Allí los vimos a todos, amontonados como reses desolladas, reconocimos la cara de don Policarpio Pineda y nos asustamos, advertimos el pecho abierto y ensangrentado de don Gilberto Sifuentes y nos inundó el miedo, la cabeza destrozada de don José, a doña Julia, a doña Ponciana, y a Miguelina también y a nuestros amigos de juego, como dormidos, debajo de don Gumercindo que tenía una picadura de armamento en la espalda.
Ya no pudimos aguantar más, caímos de rodillas ante ellos y lloramos como nunca lo habíamos hecho, lloramos como ellos habían llorado cuando los de verde sapo se habían llevado a todos los jóvenes y ultrajado a las muchachas que ahora yacían con la boca abierta igual que sus pechos enrojecidos.
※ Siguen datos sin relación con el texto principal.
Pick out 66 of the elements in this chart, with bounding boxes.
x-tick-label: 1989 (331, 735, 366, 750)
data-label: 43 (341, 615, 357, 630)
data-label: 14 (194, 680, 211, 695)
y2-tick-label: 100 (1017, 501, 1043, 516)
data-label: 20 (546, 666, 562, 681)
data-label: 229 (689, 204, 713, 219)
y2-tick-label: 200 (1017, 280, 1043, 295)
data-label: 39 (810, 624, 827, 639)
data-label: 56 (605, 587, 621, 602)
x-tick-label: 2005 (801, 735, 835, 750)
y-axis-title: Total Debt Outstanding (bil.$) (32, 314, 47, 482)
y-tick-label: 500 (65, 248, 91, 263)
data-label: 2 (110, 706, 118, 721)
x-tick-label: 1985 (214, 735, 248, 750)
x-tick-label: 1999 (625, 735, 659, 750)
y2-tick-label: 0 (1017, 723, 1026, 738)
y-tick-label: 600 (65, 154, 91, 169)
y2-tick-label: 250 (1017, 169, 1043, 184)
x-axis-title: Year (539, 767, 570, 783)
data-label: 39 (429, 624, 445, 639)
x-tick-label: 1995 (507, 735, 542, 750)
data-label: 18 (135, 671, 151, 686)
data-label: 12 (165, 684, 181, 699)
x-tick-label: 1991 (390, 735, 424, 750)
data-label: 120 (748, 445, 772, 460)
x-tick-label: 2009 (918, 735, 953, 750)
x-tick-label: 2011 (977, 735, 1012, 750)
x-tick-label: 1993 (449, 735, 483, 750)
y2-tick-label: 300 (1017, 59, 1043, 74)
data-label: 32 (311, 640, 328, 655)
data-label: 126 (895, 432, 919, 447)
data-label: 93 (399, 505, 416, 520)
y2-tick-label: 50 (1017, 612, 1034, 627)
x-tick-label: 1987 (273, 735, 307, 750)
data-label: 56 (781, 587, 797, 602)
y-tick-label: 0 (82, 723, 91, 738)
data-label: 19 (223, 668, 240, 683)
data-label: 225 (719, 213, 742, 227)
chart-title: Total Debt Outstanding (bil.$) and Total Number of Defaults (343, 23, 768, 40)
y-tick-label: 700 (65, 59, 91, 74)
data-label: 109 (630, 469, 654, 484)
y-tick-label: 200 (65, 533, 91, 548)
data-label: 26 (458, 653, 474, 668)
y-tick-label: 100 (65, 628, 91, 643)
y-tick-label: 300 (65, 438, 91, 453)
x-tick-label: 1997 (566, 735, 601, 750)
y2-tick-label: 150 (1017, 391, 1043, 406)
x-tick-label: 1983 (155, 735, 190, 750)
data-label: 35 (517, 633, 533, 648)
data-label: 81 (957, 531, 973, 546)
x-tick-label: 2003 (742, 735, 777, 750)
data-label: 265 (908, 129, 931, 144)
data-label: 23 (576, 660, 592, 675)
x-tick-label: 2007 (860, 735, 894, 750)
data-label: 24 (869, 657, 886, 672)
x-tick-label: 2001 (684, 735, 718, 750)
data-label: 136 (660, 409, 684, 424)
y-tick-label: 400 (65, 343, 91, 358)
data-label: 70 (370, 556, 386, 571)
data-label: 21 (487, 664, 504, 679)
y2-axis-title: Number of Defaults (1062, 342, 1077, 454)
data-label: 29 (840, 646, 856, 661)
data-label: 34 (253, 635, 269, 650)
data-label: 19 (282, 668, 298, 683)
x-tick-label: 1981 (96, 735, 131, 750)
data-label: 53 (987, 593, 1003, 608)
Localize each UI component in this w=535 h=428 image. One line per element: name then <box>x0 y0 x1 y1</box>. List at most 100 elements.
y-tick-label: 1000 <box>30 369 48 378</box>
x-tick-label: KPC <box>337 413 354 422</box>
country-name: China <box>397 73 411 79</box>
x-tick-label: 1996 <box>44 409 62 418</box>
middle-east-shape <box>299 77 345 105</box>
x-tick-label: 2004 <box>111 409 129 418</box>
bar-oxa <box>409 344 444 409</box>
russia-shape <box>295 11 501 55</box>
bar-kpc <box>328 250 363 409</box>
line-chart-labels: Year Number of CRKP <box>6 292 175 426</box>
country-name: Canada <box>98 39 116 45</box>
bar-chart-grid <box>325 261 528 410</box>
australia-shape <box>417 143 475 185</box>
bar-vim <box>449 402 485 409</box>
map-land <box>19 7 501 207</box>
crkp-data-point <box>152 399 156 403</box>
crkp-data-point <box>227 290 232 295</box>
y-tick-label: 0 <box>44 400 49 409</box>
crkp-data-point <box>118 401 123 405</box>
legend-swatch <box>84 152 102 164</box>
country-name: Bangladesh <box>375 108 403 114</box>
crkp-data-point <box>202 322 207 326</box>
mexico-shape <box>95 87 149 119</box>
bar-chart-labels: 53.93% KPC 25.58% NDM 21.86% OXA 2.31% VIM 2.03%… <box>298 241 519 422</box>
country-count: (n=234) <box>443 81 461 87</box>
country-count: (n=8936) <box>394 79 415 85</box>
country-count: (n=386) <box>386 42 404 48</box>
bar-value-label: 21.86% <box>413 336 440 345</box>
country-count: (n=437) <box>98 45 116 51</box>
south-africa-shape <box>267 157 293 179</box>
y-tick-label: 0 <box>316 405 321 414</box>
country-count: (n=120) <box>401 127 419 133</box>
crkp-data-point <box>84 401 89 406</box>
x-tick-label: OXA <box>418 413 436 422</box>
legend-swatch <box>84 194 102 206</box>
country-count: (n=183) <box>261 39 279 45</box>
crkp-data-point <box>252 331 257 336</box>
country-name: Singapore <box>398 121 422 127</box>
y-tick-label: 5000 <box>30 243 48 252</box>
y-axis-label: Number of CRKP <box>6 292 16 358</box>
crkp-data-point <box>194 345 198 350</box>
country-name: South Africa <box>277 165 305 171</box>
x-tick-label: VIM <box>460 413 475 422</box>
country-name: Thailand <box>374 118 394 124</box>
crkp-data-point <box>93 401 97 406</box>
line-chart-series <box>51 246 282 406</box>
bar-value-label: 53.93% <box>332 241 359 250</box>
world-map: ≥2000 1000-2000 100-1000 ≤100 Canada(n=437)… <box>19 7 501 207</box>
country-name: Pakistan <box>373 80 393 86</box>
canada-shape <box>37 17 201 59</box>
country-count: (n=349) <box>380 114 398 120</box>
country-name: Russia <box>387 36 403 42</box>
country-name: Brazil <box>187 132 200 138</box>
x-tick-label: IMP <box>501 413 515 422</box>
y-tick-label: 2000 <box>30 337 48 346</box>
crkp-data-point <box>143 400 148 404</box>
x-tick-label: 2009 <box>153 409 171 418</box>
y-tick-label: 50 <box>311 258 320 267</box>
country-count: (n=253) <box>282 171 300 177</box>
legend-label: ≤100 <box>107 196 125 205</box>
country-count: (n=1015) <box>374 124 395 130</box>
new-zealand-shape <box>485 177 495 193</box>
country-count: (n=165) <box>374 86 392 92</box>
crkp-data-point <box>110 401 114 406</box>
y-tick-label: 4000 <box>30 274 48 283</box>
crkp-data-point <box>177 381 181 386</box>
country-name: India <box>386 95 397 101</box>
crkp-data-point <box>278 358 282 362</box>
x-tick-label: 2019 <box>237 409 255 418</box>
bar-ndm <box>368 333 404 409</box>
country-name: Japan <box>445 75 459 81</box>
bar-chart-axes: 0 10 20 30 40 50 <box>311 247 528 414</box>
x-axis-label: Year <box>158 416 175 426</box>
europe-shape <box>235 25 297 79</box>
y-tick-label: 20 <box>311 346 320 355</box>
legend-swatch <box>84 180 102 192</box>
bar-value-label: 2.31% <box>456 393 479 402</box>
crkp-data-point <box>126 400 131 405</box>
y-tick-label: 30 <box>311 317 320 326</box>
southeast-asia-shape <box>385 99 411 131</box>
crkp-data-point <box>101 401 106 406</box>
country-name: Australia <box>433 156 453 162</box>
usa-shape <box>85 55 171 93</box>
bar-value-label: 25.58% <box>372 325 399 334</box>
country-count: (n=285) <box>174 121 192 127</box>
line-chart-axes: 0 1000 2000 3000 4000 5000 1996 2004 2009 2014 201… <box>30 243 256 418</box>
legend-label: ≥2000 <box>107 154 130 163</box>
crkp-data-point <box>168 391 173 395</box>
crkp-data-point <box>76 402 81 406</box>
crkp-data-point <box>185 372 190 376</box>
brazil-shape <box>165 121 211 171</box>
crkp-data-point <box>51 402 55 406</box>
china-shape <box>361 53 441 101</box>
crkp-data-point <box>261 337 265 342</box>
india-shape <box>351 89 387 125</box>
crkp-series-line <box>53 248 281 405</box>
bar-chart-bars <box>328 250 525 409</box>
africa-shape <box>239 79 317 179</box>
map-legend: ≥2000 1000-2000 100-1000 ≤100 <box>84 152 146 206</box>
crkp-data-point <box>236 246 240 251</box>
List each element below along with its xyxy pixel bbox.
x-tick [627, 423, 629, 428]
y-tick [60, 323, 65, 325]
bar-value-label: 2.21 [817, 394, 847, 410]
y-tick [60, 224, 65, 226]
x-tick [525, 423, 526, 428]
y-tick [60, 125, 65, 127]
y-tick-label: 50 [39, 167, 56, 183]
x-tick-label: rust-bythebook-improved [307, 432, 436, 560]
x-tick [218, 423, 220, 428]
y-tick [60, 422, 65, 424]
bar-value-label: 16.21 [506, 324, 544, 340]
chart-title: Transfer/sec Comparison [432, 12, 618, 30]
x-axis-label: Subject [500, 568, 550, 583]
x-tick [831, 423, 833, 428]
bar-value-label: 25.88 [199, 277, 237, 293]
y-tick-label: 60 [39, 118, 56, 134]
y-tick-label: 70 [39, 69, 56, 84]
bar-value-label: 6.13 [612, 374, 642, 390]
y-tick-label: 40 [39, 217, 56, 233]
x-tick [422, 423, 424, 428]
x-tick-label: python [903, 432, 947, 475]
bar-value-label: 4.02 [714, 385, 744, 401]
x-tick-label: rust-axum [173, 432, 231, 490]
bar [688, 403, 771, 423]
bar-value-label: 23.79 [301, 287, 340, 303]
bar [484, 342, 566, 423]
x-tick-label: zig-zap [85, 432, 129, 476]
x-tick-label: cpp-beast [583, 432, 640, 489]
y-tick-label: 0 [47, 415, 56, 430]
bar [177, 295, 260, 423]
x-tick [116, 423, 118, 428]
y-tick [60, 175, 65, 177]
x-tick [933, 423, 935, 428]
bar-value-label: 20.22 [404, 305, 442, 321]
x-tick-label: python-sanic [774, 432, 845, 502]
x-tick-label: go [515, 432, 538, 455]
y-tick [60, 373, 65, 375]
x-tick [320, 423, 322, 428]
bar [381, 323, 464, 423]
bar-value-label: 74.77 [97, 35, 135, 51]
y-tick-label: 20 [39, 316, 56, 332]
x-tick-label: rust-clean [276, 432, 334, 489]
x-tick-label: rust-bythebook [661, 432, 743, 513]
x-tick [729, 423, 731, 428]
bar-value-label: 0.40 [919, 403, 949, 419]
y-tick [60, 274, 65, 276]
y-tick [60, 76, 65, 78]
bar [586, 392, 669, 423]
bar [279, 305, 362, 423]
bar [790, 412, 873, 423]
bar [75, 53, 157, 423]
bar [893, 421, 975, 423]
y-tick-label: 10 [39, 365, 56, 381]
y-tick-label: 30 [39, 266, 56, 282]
Y lloramos más todavía, al encontrar la cara de nuestros taytas, bien aplastados debajo de don Ignacio Milla, todos durmiendo sin razón, con la sangre aún tibia y humeante empapando sus cuerpos.
Todos habían perdido en ese maldito juego que nos habían traído, a nosotros que sólo sabíamos jugar al papá y a la mamá.
Y cuando estábamos padeciendo de este infortunio, el cielo comenzó a llorar afiebradamente, pero tú y yo, ¿lo recuerdas?, ya no volvimos a sentir las consoladoras caricias de la lluvia de mayo anunciando una nueva vida que ya no sería para nosotros.


FIN

1 comentario:

Jorge dijo...

Hola amigo: quería invitarte que visites el blog que estoy realizando con mis alumnos de segundo año de la secundaria sobre LA DISCRIMINACIÓN.
http://nodiscrimine.blogspot.com
Tema arduo e interesante.
Seguro será de tu agrado.
Tu aporte será valioso
Un abrazo desde Adrogué, Buenos Aires, República Argentina.